- The boundary layer of a wing initialised as laminar at stagnation point at leading edge, effectively turns into (acts like) slip with very small skin friction.
- This is because transition to a turbulent boundray layer on the leading edge is blocked by wall and damped by acceleration.
- The flow once turned into slip on leading edge stays with slip, because transition to turbulent boundary layer is not triggered by slip (no shear).
- The net is that the flow around a wing effectively acts as having slip, because transition to a turbulent boundray layer is not triggered by artificial device on leading edge.
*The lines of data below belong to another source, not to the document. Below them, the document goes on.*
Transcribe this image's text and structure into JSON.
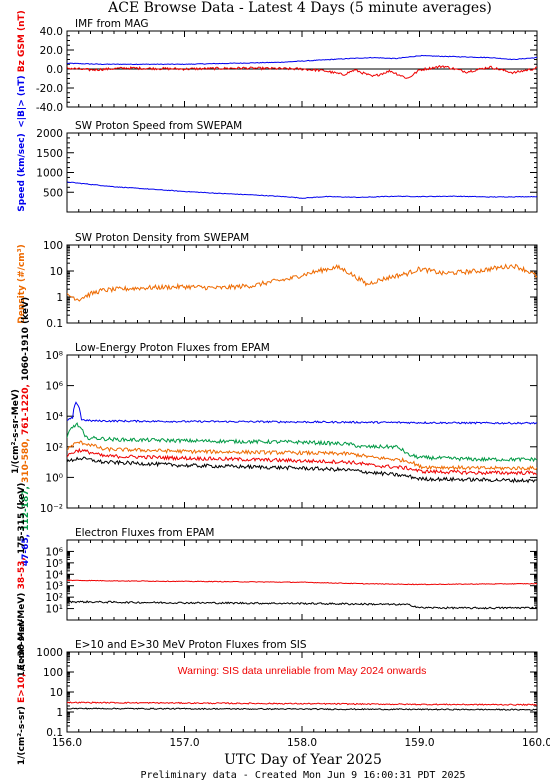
{
  "page": {
    "title": "ACE Browse Data - Latest 4 Days (5 minute averages)",
    "xlabel": "UTC Day of Year 2025",
    "footer": "Preliminary data - Created Mon Jun  9 16:00:31 PDT 2025"
  },
  "colors": {
    "blue": "#0000ee",
    "red": "#ee0000",
    "orange": "#ee6a00",
    "green": "#009944",
    "black": "#000000"
  },
  "x_axis": {
    "range": [
      156.0,
      160.0
    ],
    "ticks": [
      156.0,
      157.0,
      158.0,
      159.0,
      160.0
    ],
    "tick_labels": [
      "156.0",
      "157.0",
      "158.0",
      "159.0",
      "160.0"
    ]
  },
  "chart_data": [
    {
      "type": "line",
      "title": "IMF from MAG",
      "scale": "linear",
      "ylim": [
        -40,
        40
      ],
      "yticks": [
        -40,
        -20,
        0,
        20,
        40
      ],
      "ytick_labels": [
        "-40.0",
        "-20.0",
        "0.0",
        "20.0",
        "40.0"
      ],
      "zero_line": true,
      "ylabel_parts": [
        {
          "text": "<|B|> (nT)",
          "color": "#0000ee"
        },
        {
          "text": "Bz GSM (nT)",
          "color": "#ee0000"
        }
      ],
      "series": [
        {
          "label": "<|B|>",
          "color": "#0000ee",
          "noise": 0.35,
          "x": [
            156.0,
            156.3,
            156.6,
            157.0,
            157.4,
            157.8,
            158.1,
            158.4,
            158.6,
            158.8,
            159.0,
            159.3,
            159.6,
            159.8,
            160.0
          ],
          "y": [
            6,
            5,
            5,
            5,
            6,
            7,
            9,
            11,
            12,
            11,
            14,
            13,
            12,
            10,
            12
          ]
        },
        {
          "label": "Bz GSM",
          "color": "#ee0000",
          "noise": 1.3,
          "x": [
            156.0,
            156.2,
            156.5,
            157.0,
            157.5,
            158.0,
            158.2,
            158.35,
            158.45,
            158.6,
            158.75,
            158.9,
            159.0,
            159.2,
            159.4,
            159.6,
            159.8,
            160.0
          ],
          "y": [
            1,
            -1,
            1,
            0,
            1,
            0,
            -2,
            -6,
            -1,
            -8,
            -2,
            -10,
            -1,
            3,
            -3,
            2,
            -4,
            1
          ]
        }
      ]
    },
    {
      "type": "line",
      "title": "SW Proton Speed from SWEPAM",
      "scale": "linear",
      "ylim": [
        0,
        2000
      ],
      "yticks": [
        500,
        1000,
        1500,
        2000
      ],
      "ytick_labels": [
        "500",
        "1000",
        "1500",
        "2000"
      ],
      "ylabel_parts": [
        {
          "text": "Speed (km/sec)",
          "color": "#0000ee"
        }
      ],
      "series": [
        {
          "label": "Speed",
          "color": "#0000ee",
          "noise": 8,
          "x": [
            156.0,
            156.2,
            156.4,
            156.6,
            156.8,
            157.0,
            157.3,
            157.6,
            157.9,
            158.0,
            158.2,
            158.5,
            158.8,
            159.0,
            159.3,
            159.6,
            160.0
          ],
          "y": [
            760,
            700,
            640,
            600,
            560,
            520,
            470,
            430,
            380,
            350,
            390,
            370,
            400,
            390,
            400,
            380,
            390
          ]
        }
      ]
    },
    {
      "type": "line",
      "title": "SW Proton Density from SWEPAM",
      "scale": "log",
      "ylim": [
        0.1,
        100
      ],
      "yticks": [
        0.1,
        1,
        10,
        100
      ],
      "ytick_labels": [
        "0.1",
        "1",
        "10",
        "100"
      ],
      "ylabel_parts": [
        {
          "text": "Density (#/cm³)",
          "color": "#ee6a00"
        }
      ],
      "series": [
        {
          "label": "Density",
          "color": "#ee6a00",
          "noise": 0.09,
          "x": [
            156.0,
            156.1,
            156.3,
            156.6,
            157.0,
            157.3,
            157.6,
            157.9,
            158.1,
            158.3,
            158.45,
            158.55,
            158.7,
            158.9,
            159.0,
            159.2,
            159.5,
            159.8,
            160.0
          ],
          "y": [
            1.2,
            0.8,
            1.8,
            2.2,
            2.5,
            2.2,
            2.8,
            5,
            9,
            14,
            6,
            3,
            5,
            8,
            12,
            8,
            10,
            16,
            6
          ]
        }
      ]
    },
    {
      "type": "line",
      "title": "Low-Energy Proton Fluxes from EPAM",
      "scale": "log",
      "ylim": [
        0.01,
        100000000
      ],
      "yticks": [
        0.01,
        1,
        100,
        10000,
        1000000,
        100000000
      ],
      "ytick_labels": [
        "10⁻²",
        "10⁰",
        "10²",
        "10⁴",
        "10⁶",
        "10⁸"
      ],
      "ylabel_parts": [
        {
          "text": "1/(cm²-s-sr-MeV)",
          "color": "#000000"
        },
        {
          "text": "47-65,",
          "color": "#0000ee"
        },
        {
          "text": "112-187,",
          "color": "#009944"
        },
        {
          "text": "310-580,",
          "color": "#ee6a00"
        },
        {
          "text": "761-1220,",
          "color": "#ee0000"
        },
        {
          "text": "1060-1910 (keV)",
          "color": "#000000"
        }
      ],
      "series": [
        {
          "label": "47-65 keV",
          "color": "#0000ee",
          "noise": 0.06,
          "x": [
            156.0,
            156.05,
            156.08,
            156.12,
            156.2,
            156.5,
            157.0,
            157.5,
            158.0,
            158.5,
            159.0,
            159.5,
            160.0
          ],
          "y": [
            5000,
            8000,
            80000,
            6000,
            5000,
            4800,
            4500,
            4400,
            4200,
            4000,
            3800,
            3600,
            3500
          ]
        },
        {
          "label": "112-187 keV",
          "color": "#009944",
          "noise": 0.12,
          "x": [
            156.0,
            156.08,
            156.15,
            156.4,
            157.0,
            157.5,
            158.0,
            158.4,
            158.5,
            158.8,
            158.9,
            159.0,
            159.5,
            160.0
          ],
          "y": [
            300,
            3000,
            400,
            300,
            250,
            220,
            200,
            150,
            100,
            100,
            30,
            20,
            15,
            15
          ]
        },
        {
          "label": "310-580 keV",
          "color": "#ee6a00",
          "noise": 0.12,
          "x": [
            156.0,
            156.1,
            156.3,
            157.0,
            157.5,
            158.0,
            158.4,
            158.6,
            158.9,
            159.0,
            159.5,
            160.0
          ],
          "y": [
            60,
            200,
            70,
            50,
            45,
            40,
            35,
            20,
            12,
            5,
            4,
            4
          ]
        },
        {
          "label": "761-1220 keV",
          "color": "#ee0000",
          "noise": 0.12,
          "x": [
            156.0,
            156.1,
            156.3,
            157.0,
            157.5,
            158.0,
            158.4,
            158.6,
            158.9,
            159.0,
            159.5,
            160.0
          ],
          "y": [
            25,
            60,
            25,
            18,
            15,
            12,
            10,
            6,
            4,
            2.5,
            2,
            2
          ]
        },
        {
          "label": "1060-1910 keV",
          "color": "#000000",
          "noise": 0.12,
          "x": [
            156.0,
            156.1,
            156.3,
            157.0,
            157.5,
            158.0,
            158.4,
            158.6,
            158.9,
            159.0,
            159.5,
            160.0
          ],
          "y": [
            10,
            18,
            10,
            6,
            5,
            4,
            3,
            2,
            1.2,
            0.8,
            0.7,
            0.6
          ]
        }
      ]
    },
    {
      "type": "line",
      "title": "Electron Fluxes from EPAM",
      "scale": "log",
      "ylim": [
        1,
        10000000
      ],
      "yticks": [
        10,
        100,
        1000,
        10000,
        100000,
        1000000
      ],
      "ytick_labels": [
        "10¹",
        "10²",
        "10³",
        "10⁴",
        "10⁵",
        "10⁶"
      ],
      "ylabel_parts": [
        {
          "text": "1/(cm²-s-sr-MeV)",
          "color": "#000000"
        },
        {
          "text": "38-53,",
          "color": "#ee0000"
        },
        {
          "text": "175-315 (keV)",
          "color": "#000000"
        }
      ],
      "series": [
        {
          "label": "38-53 keV",
          "color": "#ee0000",
          "noise": 0.03,
          "x": [
            156.0,
            156.5,
            157.0,
            157.5,
            158.0,
            158.5,
            159.0,
            159.5,
            160.0
          ],
          "y": [
            3000,
            2600,
            2400,
            2200,
            2000,
            1500,
            1300,
            1400,
            1500
          ]
        },
        {
          "label": "175-315 keV",
          "color": "#000000",
          "noise": 0.08,
          "x": [
            156.0,
            156.5,
            157.0,
            157.5,
            158.0,
            158.5,
            158.9,
            159.0,
            159.5,
            160.0
          ],
          "y": [
            40,
            35,
            32,
            30,
            28,
            25,
            22,
            12,
            11,
            12
          ]
        }
      ]
    },
    {
      "type": "line",
      "title": "E>10 and E>30 MeV Proton Fluxes from SIS",
      "scale": "log",
      "ylim": [
        0.1,
        1000
      ],
      "yticks": [
        0.1,
        1,
        10,
        100,
        1000
      ],
      "ytick_labels": [
        "0.1",
        "1",
        "10",
        "100",
        "1000"
      ],
      "annotation": {
        "text": "Warning: SIS data unreliable from May 2024 onwards",
        "color": "#ee0000"
      },
      "ylabel_parts": [
        {
          "text": "1/(cm²-s-sr)",
          "color": "#000000"
        },
        {
          "text": "E>10,",
          "color": "#ee0000"
        },
        {
          "text": "E>30 MeV",
          "color": "#000000"
        }
      ],
      "series": [
        {
          "label": "E>10 MeV",
          "color": "#ee0000",
          "noise": 0.03,
          "x": [
            156.0,
            157.0,
            158.0,
            159.0,
            160.0
          ],
          "y": [
            3.0,
            2.8,
            2.6,
            2.4,
            2.3
          ]
        },
        {
          "label": "E>30 MeV",
          "color": "#000000",
          "noise": 0.03,
          "x": [
            156.0,
            157.0,
            158.0,
            159.0,
            160.0
          ],
          "y": [
            1.5,
            1.45,
            1.4,
            1.35,
            1.3
          ]
        }
      ]
    }
  ]
}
- The large skin friction from flat plate experiments with artificial tripping should not be used for a wing. If used they give much too big skin friction drag.
- The new flight theory builds on slip. With no-slip (laminar or turbulent) the flow separates on crest destroying the functionality of the wing.
- We now can see slip as a "thin film" limit form of a laminar boundray layer with very small skin friction (without the negative aspect of no-slip of 6.), not as a limit form of a turbulent boundary layer with large skin friction, because of "by-pass" as discussed in previous post.
- The correct way to add skin friction to DFS is by the friction coefficient of laminar flow, which is an order of magnitude smaller than that of a turbulent bounder layer (used in RANS et cet).
- Comparison between experiments for a wing with and without tripping (and other experiments) show skin friction coefficient of size 0.002-3, much bigger than laminar skin friction as shown in this plot:
On the dream of a "laminar wing"
Without tripping the flow around a common wing under pre-stall conditions thus effectively satisfies a slip boundary condition with the very small friction of a laminar boundary layer, and then without the destructive crest separation from vanishing normal pressure in a laminar boundary layer.This means that already a common wing realises the dream of very small skin friction drag associated with a "laminar wing" as a wing with a laminar boundary layer. This explains why the search for further skin friction reduction by e g blowing or suction has not been successful. To reduce something which is already very small can be very difficult.